HDH Chief Executive Officer (CEO) Jim Bishop said he will respond to John and Vicky Clemens in writing.
Dr. Tom Fitzpatrick attended the meeting to discuss the Mobile Health Clinic, a full-service health clinic that serves patients in rural Harney County.
Fitzpatrick had been providing the clinic through HDH, but the hospital decided to stop offering the service Dec. 6.
Fitzpatrick said he will begin offering the service through Mountain Sage Medical in January for continuity.
The board also discussed a response to Dr. Oleg Reznik’s request to receive half of the sign-on bonus that he was given when he signed a contract to work full time for HDH Family Care for three years. Reznik requested to terminate his contract with HDH Family Care so that he could go to work for Mountain Sage Medical Clinic.
“The board does not have to take any action,” Sam Caizza, board chair said.
Chief Nursing Officer Barb Chambers reported that, “Demands on healthcare providers are getting worse by the day.”
She explained that providers are required to complete a large amount of paperwork and analysis in order to obtain reimbursement from Medicare. She said that it is becoming overwhelming.
“We anticipate that it is just going to get worse,” she said. “I wonder how a facility this size can afford enough staff to handle it. Every day there are more regulations.”

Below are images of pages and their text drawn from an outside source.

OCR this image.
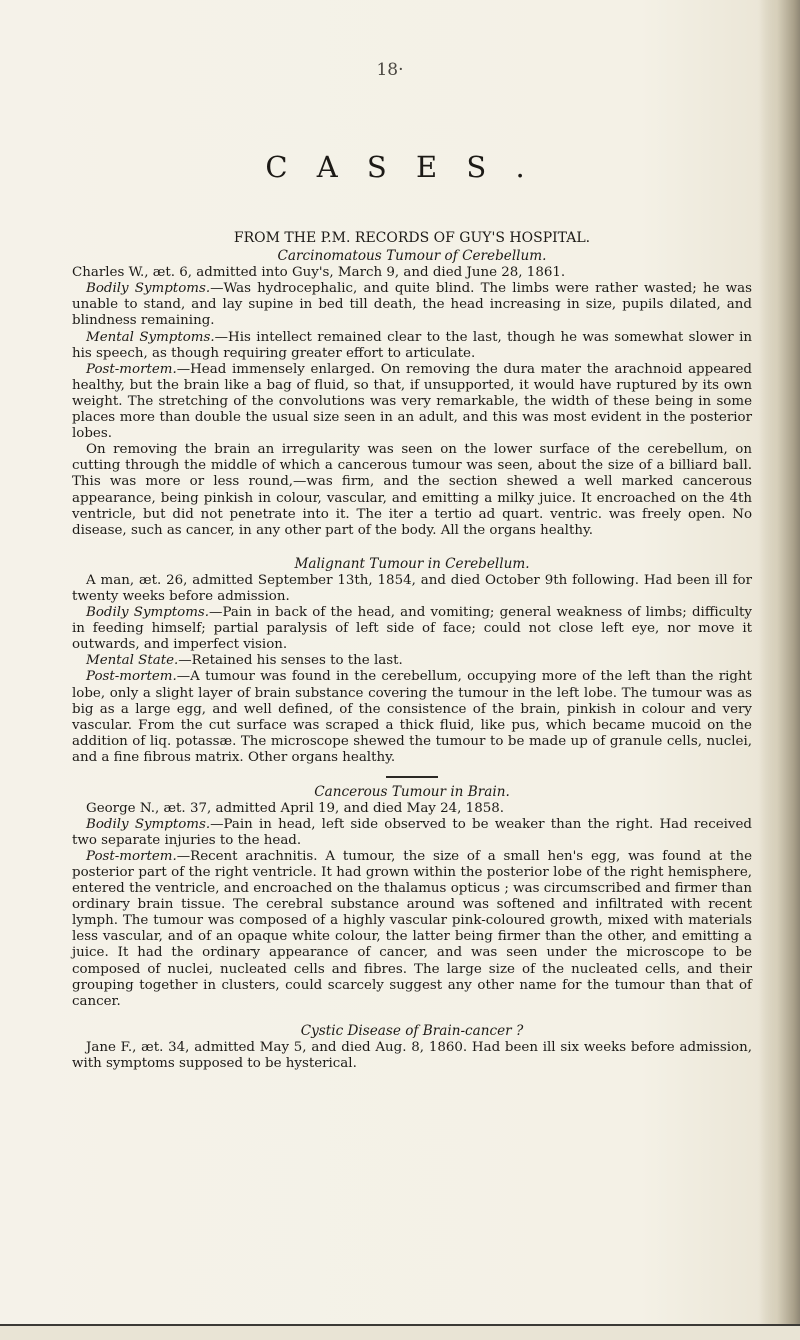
18·
C A S E S .
FROM THE P.M. RECORDS OF GUY'S HOSPITAL.
Carcinomatous Tumour of Cerebellum.

Charles W., æt. 6, admitted into Guy's, March 9, and died June 28, 1861.

Bodily Symptoms.—Was hydrocephalic, and quite blind. The limbs were rather wasted; he was unable to stand, and lay supine in bed till death, the head increasing in size, pupils dilated, and blindness remaining.

Mental Symptoms.—His intellect remained clear to the last, though he was somewhat slower in his speech, as though requiring greater effort to articulate.

Post-mortem.—Head immensely enlarged. On removing the dura mater the arachnoid appeared healthy, but the brain like a bag of fluid, so that, if unsupported, it would have ruptured by its own weight. The stretching of the convolutions was very remarkable, the width of these being in some places more than double the usual size seen in an adult, and this was most evident in the posterior lobes.

On removing the brain an irregularity was seen on the lower surface of the cerebellum, on cutting through the middle of which a cancerous tumour was seen, about the size of a billiard ball. This was more or less round,—was firm, and the section shewed a well marked cancerous appearance, being pinkish in colour, vascular, and emitting a milky juice. It encroached on the 4th ventricle, but did not penetrate into it. The iter a tertio ad quart. ventric. was freely open. No disease, such as cancer, in any other part of the body. All the organs healthy.

Malignant Tumour in Cerebellum.

A man, æt. 26, admitted September 13th, 1854, and died October 9th following. Had been ill for twenty weeks before admission.

Bodily Symptoms.—Pain in back of the head, and vomiting; general weakness of limbs; difficulty in feeding himself; partial paralysis of left side of face; could not close left eye, nor move it outwards, and imperfect vision.

Mental State.—Retained his senses to the last.

Post-mortem.—A tumour was found in the cerebellum, occupying more of the left than the right lobe, only a slight layer of brain substance covering the tumour in the left lobe. The tumour was as big as a large egg, and well defined, of the consistence of the brain, pinkish in colour and very vascular. From the cut surface was scraped a thick fluid, like pus, which became mucoid on the addition of liq. potassæ. The microscope shewed the tumour to be made up of granule cells, nuclei, and a fine fibrous matrix. Other organs healthy.

Cancerous Tumour in Brain.

George N., æt. 37, admitted April 19, and died May 24, 1858.

Bodily Symptoms.—Pain in head, left side observed to be weaker than the right. Had received two separate injuries to the head.

Post-mortem.—Recent arachnitis. A tumour, the size of a small hen's egg, was found at the posterior part of the right ventricle. It had grown within the posterior lobe of the right hemisphere, entered the ventricle, and encroached on the thalamus opticus ; was circumscribed and firmer than ordinary brain tissue. The cerebral substance around was softened and infiltrated with recent lymph. The tumour was composed of a highly vascular pink-coloured growth, mixed with materials less vascular, and of an opaque white colour, the latter being firmer than the other, and emitting a juice. It had the ordinary appearance of cancer, and was seen under the microscope to be composed of nuclei, nucleated cells and fibres. The large size of the nucleated cells, and their grouping together in clusters, could scarcely suggest any other name for the tumour than that of cancer.

Cystic Disease of Brain-cancer ?

Jane F., æt. 34, admitted May 5, and died Aug. 8, 1860. Had been ill six weeks before admission, with symptoms supposed to be hysterical.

CEO Bishop agreed, stating that providers throughout the U.S. are facing this problem, but that it is especially difficult for smaller facilities.
“When you are small, you don’t have enough people to handle [the paperwork]. We need people to just process paper,” he said.
In other business, the board:
• discussed the coding system used on hospital bills. Board member Bob Otley said that a patient complained that the codes were not defined, making it difficult to understand the charges. CFO White explained that patients first receive a detailed bill, which explains all of the charges. They then receive statements, which are not as detailed. White said patients can call her any time they have questions about their bill;
• will hold its retreat Jan. 25. Caizza said the board will discuss its roles and responsibilities and its relationship with the hospital’s CEO and staff during the retreat. He said he is also open to suggestions for other discussion topics;
• reminded its members to update their Health Insurance Portability and Accountability Act training;
• learned that Dr. Sarah Laiosa moved up her start date and began working at HDH Family Care Dec. 3.
The next meeting of the Harney County Health District Board of Directors will be held Jan. 23 at 6 p.m.